American businesswoman, dental hygienist and beauty industry entrepreneur

Alice Sae Teshima Noda (July 28, 1894 – July 25, 1964) was an American businesswoman, a dental hygienist and beauty industry entrepreneur in Hawaii and Tokyo.

== Early life ==
Alice Sae Teshima was born in Fukuoka prefecture, Japan in 1894. She was the daughter of Yasuke Teshima and Eki Kurauchi. Her family immigrated to Hawaii in 1899 and worked as farm laborers before they bought their own pineapple farm in Wahiawa in 1904. She attended Hawaii Kōtō Jogakko, a Japanese language school, graduated from President William McKinley High School. She met her husband, Steere Gikaku Noda, in 1912, and they had four children. As a young mother, she returned to school to train as a dental hygienist at the Honolulu Dental Infirmary, and again a few years later, to learn cosmetology in Los Angeles and New York.

== Career ==
In 1922, Noda was hired to teach dental hygiene to children for the Hawaii Department of Public Instruction. By 1925, she started a chain of beauty salons in Hawaii. That same year, Noda served as personal interpreter and guide when Princess Nobuko Asaka toured the islands. She was president of the Hawaii Dental Hygienists' Association, president and founder of the Honolulu Hairdressers and Cosmetologists Association, and vice-chair of the League of Women Voters chapter in Honolulu. She was the first examiner appointed to the Territorial Board of Beauty Culture, and was credited with bringing fashionable "flapper" bobbed hairstyles and permanent waves to Hawaii.

In 1936, Noda opened a beauty salon in Ginza, Tokyo, where her techniques quickly became fashionable with socialites and actresses. She also wrote a beauty and etiquette column for Japanese newspapers and was considered the "Emily Post of Japan".

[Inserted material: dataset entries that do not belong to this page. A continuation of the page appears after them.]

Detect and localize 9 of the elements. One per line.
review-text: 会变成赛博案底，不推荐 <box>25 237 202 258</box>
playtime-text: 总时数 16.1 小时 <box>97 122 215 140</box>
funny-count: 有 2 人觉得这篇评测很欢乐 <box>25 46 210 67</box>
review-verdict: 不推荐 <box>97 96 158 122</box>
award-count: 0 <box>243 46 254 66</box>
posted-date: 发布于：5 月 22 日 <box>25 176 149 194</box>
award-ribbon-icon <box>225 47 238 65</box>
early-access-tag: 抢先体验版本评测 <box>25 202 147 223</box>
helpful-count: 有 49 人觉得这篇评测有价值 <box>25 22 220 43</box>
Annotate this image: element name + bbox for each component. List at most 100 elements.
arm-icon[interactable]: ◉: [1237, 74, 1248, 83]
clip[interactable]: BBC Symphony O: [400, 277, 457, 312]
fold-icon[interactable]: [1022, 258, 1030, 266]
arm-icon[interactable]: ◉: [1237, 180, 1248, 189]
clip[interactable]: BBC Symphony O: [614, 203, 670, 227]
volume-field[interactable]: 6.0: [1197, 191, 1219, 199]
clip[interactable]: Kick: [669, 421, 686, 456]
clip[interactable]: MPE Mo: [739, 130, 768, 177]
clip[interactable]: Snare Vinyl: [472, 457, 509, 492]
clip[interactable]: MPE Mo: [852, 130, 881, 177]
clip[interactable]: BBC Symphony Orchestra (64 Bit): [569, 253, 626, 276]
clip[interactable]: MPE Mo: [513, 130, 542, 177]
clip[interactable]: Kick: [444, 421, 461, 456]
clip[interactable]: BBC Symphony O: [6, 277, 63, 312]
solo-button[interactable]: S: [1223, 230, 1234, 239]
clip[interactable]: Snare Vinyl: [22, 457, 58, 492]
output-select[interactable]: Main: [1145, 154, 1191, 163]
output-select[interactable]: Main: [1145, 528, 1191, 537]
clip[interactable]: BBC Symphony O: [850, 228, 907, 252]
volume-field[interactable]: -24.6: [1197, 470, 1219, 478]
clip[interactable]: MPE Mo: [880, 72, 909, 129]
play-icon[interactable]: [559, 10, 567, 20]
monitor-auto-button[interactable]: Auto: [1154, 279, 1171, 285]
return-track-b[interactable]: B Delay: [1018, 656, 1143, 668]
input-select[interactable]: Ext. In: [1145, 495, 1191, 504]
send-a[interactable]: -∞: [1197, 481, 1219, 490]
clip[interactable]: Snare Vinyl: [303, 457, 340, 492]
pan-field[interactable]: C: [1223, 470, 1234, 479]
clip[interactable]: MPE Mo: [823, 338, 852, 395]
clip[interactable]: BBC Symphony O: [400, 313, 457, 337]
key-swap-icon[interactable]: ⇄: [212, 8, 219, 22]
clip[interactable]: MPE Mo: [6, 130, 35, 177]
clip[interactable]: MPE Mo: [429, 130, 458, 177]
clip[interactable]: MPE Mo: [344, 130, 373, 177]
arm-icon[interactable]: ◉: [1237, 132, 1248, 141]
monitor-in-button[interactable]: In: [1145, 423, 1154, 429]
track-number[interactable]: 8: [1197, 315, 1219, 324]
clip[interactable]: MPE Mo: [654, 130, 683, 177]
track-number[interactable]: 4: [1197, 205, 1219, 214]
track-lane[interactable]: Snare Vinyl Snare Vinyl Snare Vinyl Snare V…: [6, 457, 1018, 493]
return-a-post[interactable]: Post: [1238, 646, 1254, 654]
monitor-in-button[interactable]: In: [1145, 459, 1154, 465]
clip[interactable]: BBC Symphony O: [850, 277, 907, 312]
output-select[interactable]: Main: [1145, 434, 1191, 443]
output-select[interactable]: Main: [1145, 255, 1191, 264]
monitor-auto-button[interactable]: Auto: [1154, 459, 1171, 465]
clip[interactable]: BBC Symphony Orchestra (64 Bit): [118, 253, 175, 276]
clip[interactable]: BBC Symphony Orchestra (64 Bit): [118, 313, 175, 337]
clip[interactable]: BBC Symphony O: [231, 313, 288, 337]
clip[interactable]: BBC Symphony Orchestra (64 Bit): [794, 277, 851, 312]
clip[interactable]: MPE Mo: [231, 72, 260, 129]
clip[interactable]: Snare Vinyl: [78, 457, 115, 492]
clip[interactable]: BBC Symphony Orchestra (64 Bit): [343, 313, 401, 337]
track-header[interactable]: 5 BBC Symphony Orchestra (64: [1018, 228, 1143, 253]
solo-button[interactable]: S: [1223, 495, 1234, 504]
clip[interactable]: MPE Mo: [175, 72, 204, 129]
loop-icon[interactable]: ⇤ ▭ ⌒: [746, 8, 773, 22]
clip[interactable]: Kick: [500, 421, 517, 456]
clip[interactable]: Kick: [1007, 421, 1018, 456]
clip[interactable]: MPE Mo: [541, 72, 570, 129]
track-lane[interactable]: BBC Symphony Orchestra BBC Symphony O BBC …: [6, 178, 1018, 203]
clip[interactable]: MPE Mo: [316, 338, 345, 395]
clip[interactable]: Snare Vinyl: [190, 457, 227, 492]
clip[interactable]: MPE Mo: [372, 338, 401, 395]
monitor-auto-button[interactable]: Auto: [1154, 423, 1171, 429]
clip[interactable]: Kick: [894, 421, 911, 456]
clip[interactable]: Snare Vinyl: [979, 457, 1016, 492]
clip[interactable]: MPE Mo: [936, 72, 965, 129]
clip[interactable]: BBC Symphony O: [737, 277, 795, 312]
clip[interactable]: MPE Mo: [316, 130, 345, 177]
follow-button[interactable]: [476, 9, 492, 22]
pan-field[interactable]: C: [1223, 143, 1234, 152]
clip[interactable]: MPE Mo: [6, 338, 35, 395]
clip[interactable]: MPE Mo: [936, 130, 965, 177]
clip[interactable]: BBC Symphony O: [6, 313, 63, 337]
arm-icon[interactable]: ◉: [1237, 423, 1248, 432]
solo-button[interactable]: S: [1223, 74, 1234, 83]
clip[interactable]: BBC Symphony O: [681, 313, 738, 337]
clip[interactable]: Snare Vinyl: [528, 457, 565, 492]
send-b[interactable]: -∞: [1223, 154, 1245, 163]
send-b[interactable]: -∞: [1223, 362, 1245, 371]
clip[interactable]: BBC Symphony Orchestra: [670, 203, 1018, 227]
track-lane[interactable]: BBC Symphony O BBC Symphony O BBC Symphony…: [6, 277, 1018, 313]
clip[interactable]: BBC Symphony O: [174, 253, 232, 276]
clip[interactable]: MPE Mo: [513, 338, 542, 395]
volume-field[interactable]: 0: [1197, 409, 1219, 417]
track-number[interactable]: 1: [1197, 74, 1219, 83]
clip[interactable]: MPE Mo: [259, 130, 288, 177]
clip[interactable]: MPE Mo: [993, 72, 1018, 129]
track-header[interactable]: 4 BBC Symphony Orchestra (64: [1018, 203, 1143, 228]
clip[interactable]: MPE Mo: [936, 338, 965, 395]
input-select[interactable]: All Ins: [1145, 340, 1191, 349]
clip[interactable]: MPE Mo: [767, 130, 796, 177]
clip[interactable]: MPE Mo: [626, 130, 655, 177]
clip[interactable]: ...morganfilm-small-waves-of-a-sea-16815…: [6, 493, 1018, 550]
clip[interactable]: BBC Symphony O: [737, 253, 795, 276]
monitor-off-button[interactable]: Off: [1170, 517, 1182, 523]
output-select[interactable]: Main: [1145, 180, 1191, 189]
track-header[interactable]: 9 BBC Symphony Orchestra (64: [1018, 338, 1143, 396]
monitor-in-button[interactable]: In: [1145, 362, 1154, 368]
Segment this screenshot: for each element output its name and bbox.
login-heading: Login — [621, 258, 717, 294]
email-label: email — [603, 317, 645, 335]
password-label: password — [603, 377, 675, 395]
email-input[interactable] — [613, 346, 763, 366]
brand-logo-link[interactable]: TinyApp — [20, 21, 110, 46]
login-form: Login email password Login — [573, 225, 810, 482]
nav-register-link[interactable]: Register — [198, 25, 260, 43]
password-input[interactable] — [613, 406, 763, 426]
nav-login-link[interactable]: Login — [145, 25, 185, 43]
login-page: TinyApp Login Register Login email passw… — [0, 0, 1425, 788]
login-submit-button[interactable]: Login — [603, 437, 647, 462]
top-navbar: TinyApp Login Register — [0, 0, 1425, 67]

In 1941, Noda had to close her Cherry Beauty Salon in Honolulu because of wartime suspicion towards Japanese-Americans. After World War II, Noda became head of the Japanese Women's Society in Honolulu, the first American citizen to hold that position.

== Personal life ==
Teshima enjoyed breeding orchids, collecting antiques, and painting sumi-e.

Teshima died in 1964, just before her 70th birthday.

Her granddaughter Lenny Yajima was executive director of the Japanese Cultural Center of Hawai'i, and president of the Japan-America Society of Hawaii.